Still, offshore energy advocates expressed surprise at Trump’s announcement.
“It’s a complete ambush,” an energy industry official told Politico. “Nobody knows where this came from. It totally seems like a campaign sort of thing.”
Despite previous insistence that more offshore areas be opened to ensure “energy dominance,” Trump portrayed the turn as an affordable modification.
“Thanks to my administration’s pro-American energy policies, we can take this step and the next step while remaining the number-one producer of oil and natural gas anywhere in the world,” he said.
Former president Barack Obama similarly used executive power to take some offshore Alaska waters out of lease planning, which so far has stymied the Trump administration’s attempts to open those areas.
Trump’s move toward extending the moratorium off South Carolina could shore up electoral support in that state.
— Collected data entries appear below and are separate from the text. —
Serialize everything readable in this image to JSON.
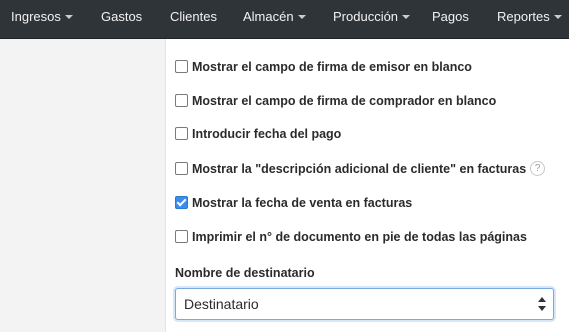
{
  "nav": {
    "items": [
      {
        "label": "Ingresos",
        "dropdown": true
      },
      {
        "label": "Gastos",
        "dropdown": false
      },
      {
        "label": "Clientes",
        "dropdown": false
      },
      {
        "label": "Almacén",
        "dropdown": true
      },
      {
        "label": "Producción",
        "dropdown": true
      },
      {
        "label": "Pagos",
        "dropdown": false
      },
      {
        "label": "Reportes",
        "dropdown": true
      }
    ]
  },
  "options": [
    {
      "label": "Mostrar el campo de firma de emisor en blanco",
      "checked": false
    },
    {
      "label": "Mostrar el campo de firma de comprador en blanco",
      "checked": false
    },
    {
      "label": "Introducir fecha del pago",
      "checked": false
    },
    {
      "label": "Mostrar la \"descripción adicional de cliente\" en facturas",
      "checked": false,
      "help": "?"
    },
    {
      "label": "Mostrar la fecha de venta en facturas",
      "checked": true
    },
    {
      "label": "Imprimir el n° de documento en pie de todas las páginas",
      "checked": false
    }
  ],
  "recipient": {
    "label": "Nombre de destinatario",
    "selected": "Destinatario"
  },
  "colors": {
    "navbar": "#2f3439",
    "checkbox_checked": "#3b8dec",
    "sidebar": "#f3f3f3"
  }
}
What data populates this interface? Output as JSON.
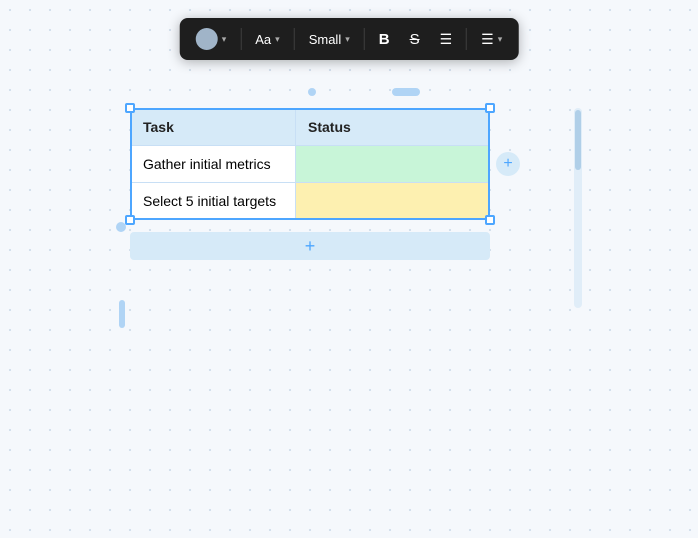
{
  "toolbar": {
    "font_size_label": "Aa",
    "size_label": "Small",
    "bold_label": "B",
    "strikethrough_label": "S",
    "list_label": "≡",
    "menu_label": "≡",
    "chevron": "▾"
  },
  "table": {
    "col1_header": "Task",
    "col2_header": "Status",
    "rows": [
      {
        "task": "Gather initial metrics",
        "status": "",
        "status_color": "green"
      },
      {
        "task": "Select 5 initial targets",
        "status": "",
        "status_color": "yellow"
      }
    ]
  },
  "buttons": {
    "add_column": "+",
    "add_row": "+"
  },
  "decorative": {
    "top_dot": "•",
    "top_pill": ""
  }
}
Coastal and tourism industry leaders in the Lowcountry region have lobbied against offshore oil exploration, while some inland state Republicans saw it as an opportunity for job growth.
Offshore drilling opponent Rep. Debbie Mucarsel-Powell, D-Fla., predicted the administration is preparing a bait-and-switch.
“He has clearly signaled that he will reverse this announcement shortly after the election and allow for drilling,” Mucarsel-Powell said in a statement. “There is no greater threat to our environment than this administration, and the blatant greenwashing of his campaign is nothing but a scheme.”
Industry advocates continued to press their case. Erik Milito, president of the National Offshore Industries Association, said “daily experience in the Western and Central Gulf of Mexico shows how offshore production goes hand-in-hand with environmental stewardship, national defense and other industries, including fishing and tourism.”
“Our preference should always be to produce homegrown American energy, instead of deferring future production to countries like Russia and Iran, which do not share American values,” said Milito. “Limiting access to our offshore energy resources only shortchanges America and dulls our national outlook.”